Before wiring, it is necessary to confirm that the system power has been disconnected to avoid electric shock or damage to the module: ① Power wiring: Connect the positive pole (L+) of the 24V DC power supply to the power input terminal "+" of the module, and connect the negative pole (GND) to "-", ensuring that the positive and negative poles are connected correctly and avoiding reverse connection; ② Signal wiring: Connect the signal output terminal of the field device to the input channel terminal of the module, and select the positive or negative terminal of the power supply for the common terminal (COM) according to the type of field device. Please refer to the module wiring diagram for details; ③ Cable laying: Power cables and signal cables should be laid separately to avoid electromagnetic interference caused by parallel laying.

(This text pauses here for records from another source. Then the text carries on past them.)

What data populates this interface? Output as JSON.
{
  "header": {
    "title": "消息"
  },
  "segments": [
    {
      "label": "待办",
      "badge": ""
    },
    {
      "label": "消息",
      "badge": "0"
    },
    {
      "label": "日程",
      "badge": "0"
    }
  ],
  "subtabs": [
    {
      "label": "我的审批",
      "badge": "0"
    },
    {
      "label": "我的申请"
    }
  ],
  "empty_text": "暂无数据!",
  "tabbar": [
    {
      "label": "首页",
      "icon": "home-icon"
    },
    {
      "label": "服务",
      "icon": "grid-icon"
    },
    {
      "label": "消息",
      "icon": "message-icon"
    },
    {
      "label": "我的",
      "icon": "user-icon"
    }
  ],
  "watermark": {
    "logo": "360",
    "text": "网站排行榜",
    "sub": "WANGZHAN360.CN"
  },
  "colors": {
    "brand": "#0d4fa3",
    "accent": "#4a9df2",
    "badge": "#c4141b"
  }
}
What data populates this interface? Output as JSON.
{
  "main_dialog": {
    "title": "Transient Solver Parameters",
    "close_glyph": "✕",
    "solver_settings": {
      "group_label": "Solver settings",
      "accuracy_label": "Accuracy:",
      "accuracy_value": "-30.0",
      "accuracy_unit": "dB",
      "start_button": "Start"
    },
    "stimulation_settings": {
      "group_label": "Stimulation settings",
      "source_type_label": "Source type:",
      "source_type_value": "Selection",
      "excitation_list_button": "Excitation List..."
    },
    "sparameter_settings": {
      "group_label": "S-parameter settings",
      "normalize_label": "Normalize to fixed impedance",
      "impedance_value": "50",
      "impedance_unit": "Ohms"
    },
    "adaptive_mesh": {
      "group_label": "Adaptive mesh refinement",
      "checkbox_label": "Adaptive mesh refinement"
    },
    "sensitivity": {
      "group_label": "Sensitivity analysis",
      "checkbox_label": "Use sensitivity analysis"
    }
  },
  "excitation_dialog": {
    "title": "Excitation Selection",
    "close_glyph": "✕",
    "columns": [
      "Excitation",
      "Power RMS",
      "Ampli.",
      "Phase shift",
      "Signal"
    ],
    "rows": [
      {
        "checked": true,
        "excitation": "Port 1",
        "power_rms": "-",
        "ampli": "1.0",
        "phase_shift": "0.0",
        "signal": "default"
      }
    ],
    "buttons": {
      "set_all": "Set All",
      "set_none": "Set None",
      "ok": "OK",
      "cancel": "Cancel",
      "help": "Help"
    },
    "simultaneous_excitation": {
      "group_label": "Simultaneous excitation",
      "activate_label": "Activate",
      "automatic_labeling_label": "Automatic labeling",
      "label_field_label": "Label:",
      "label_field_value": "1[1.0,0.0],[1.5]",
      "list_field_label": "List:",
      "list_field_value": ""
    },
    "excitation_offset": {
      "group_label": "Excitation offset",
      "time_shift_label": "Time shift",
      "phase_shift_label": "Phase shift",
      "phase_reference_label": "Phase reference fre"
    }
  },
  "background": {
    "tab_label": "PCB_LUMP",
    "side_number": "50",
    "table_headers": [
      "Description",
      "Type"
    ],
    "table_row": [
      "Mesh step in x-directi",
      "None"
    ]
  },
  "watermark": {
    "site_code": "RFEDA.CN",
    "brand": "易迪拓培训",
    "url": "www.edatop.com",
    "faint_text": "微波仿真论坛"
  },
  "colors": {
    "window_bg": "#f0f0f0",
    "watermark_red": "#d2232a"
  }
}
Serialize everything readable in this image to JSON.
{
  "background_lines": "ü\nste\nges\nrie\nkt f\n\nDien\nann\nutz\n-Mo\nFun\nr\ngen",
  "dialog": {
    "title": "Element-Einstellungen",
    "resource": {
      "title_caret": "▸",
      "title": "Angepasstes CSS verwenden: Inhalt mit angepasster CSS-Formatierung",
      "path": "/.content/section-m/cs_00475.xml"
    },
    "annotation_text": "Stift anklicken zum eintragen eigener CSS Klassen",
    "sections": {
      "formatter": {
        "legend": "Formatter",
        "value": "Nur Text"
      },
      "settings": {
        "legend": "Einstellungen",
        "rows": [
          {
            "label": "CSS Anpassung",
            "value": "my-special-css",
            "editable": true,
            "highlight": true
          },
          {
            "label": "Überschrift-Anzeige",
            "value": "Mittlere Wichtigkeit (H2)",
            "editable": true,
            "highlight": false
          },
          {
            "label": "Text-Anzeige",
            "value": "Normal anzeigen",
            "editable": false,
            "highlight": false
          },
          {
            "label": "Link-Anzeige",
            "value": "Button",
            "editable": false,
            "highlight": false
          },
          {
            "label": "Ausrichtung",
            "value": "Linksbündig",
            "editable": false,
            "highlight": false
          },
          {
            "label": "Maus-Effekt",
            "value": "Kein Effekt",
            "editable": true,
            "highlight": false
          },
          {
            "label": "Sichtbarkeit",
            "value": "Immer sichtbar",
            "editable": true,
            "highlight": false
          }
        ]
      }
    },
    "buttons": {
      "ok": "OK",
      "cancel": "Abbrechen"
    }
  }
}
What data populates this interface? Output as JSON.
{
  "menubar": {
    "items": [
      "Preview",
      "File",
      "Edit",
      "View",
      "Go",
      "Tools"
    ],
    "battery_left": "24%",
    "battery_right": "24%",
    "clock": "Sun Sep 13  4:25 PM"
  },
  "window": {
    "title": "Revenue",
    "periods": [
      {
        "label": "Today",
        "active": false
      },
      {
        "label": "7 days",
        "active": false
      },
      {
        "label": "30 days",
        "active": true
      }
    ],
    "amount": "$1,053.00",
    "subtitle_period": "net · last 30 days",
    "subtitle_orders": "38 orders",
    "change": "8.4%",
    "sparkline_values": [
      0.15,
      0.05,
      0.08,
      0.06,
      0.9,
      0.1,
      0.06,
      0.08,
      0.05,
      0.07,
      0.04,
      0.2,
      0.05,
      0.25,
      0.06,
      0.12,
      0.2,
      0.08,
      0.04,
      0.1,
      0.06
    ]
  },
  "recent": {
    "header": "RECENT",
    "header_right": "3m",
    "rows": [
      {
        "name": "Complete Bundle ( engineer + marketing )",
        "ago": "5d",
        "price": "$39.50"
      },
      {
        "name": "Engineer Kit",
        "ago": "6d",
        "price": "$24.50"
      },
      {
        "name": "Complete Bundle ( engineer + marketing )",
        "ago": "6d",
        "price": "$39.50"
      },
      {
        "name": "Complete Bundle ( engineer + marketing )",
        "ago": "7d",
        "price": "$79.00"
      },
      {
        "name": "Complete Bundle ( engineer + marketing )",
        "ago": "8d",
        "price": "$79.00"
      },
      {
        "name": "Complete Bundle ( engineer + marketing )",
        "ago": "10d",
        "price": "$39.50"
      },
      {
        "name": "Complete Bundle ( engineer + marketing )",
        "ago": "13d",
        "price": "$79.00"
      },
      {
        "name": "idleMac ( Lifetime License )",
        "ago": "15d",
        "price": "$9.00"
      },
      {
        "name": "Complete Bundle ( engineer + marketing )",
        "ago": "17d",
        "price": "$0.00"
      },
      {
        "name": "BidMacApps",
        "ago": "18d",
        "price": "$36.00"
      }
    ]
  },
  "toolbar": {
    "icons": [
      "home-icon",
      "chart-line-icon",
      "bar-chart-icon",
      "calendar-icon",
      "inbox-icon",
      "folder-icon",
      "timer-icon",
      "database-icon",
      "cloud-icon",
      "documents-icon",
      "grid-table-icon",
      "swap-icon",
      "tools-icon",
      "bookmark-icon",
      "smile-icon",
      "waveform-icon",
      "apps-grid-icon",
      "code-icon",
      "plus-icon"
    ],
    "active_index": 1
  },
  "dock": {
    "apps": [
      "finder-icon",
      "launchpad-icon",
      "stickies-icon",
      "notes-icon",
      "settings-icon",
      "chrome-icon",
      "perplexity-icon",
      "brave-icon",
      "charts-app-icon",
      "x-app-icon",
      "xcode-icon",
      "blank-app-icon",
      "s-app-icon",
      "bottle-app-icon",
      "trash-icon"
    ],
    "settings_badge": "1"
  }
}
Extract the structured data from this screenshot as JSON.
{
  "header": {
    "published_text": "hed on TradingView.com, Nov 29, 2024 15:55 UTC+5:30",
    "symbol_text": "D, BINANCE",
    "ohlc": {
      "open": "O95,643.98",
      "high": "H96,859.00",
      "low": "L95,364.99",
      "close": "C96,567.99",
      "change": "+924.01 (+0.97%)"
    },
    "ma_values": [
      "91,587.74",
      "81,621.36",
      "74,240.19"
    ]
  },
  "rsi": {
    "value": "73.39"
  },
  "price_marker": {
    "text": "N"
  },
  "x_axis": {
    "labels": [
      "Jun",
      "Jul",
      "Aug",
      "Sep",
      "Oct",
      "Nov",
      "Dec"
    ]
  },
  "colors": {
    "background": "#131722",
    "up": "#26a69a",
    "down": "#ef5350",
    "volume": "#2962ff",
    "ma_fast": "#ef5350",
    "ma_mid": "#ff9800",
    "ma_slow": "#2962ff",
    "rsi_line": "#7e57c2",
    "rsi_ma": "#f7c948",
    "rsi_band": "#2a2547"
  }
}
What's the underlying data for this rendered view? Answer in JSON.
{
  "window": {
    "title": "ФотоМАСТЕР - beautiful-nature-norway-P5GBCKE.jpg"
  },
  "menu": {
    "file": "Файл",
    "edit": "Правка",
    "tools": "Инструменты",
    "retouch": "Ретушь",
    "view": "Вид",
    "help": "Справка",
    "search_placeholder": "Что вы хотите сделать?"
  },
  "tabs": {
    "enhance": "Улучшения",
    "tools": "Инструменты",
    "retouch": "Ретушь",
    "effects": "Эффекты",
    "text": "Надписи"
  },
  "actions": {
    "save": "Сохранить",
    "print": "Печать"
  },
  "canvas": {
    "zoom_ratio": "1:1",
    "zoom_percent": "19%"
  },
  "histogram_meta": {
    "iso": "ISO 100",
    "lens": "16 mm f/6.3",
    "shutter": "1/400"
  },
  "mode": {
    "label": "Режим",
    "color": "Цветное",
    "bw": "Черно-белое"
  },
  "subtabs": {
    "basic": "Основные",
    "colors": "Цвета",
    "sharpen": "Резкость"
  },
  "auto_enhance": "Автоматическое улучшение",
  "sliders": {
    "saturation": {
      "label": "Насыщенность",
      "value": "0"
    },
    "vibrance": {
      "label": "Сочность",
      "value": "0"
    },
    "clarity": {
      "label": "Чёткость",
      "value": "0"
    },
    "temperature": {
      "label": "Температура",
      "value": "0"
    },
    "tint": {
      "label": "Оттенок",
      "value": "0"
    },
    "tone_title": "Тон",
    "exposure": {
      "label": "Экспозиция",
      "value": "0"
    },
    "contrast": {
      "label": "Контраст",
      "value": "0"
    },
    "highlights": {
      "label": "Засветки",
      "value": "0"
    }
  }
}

If crossing is required, vertical crossing should be used; On site wiring should be kept away from power cables, shielded cables should be used if necessary, and the shielding layer should be grounded at one end.

4. Debugging steps

① Power on inspection: Connect the system power supply and observe whether the module power indicator light is on normally (usually green). If the indicator light is not on or flashing, check whether the power supply wiring and voltage are normal; ② Parameter configuration: Configure input signal type, response speed and other parameters through the upper computer software or module dip switch, save the configuration and restart the module; ③ Signal testing: Trigger the switch signals of the on-site equipment one by one, observe whether the status indicator lights of the corresponding channels of the module are synchronously turned on/off, and at the same time, check the signal acquisition status through the upper computer software to confirm that the signal transmission is normal, without delay or misjudgment; ④ Self diagnostic test: Start the module self diagnostic function through the upper computer software, check whether the internal circuit and interface of the module are normal, and if there is a fault, troubleshoot according to the fault code prompt.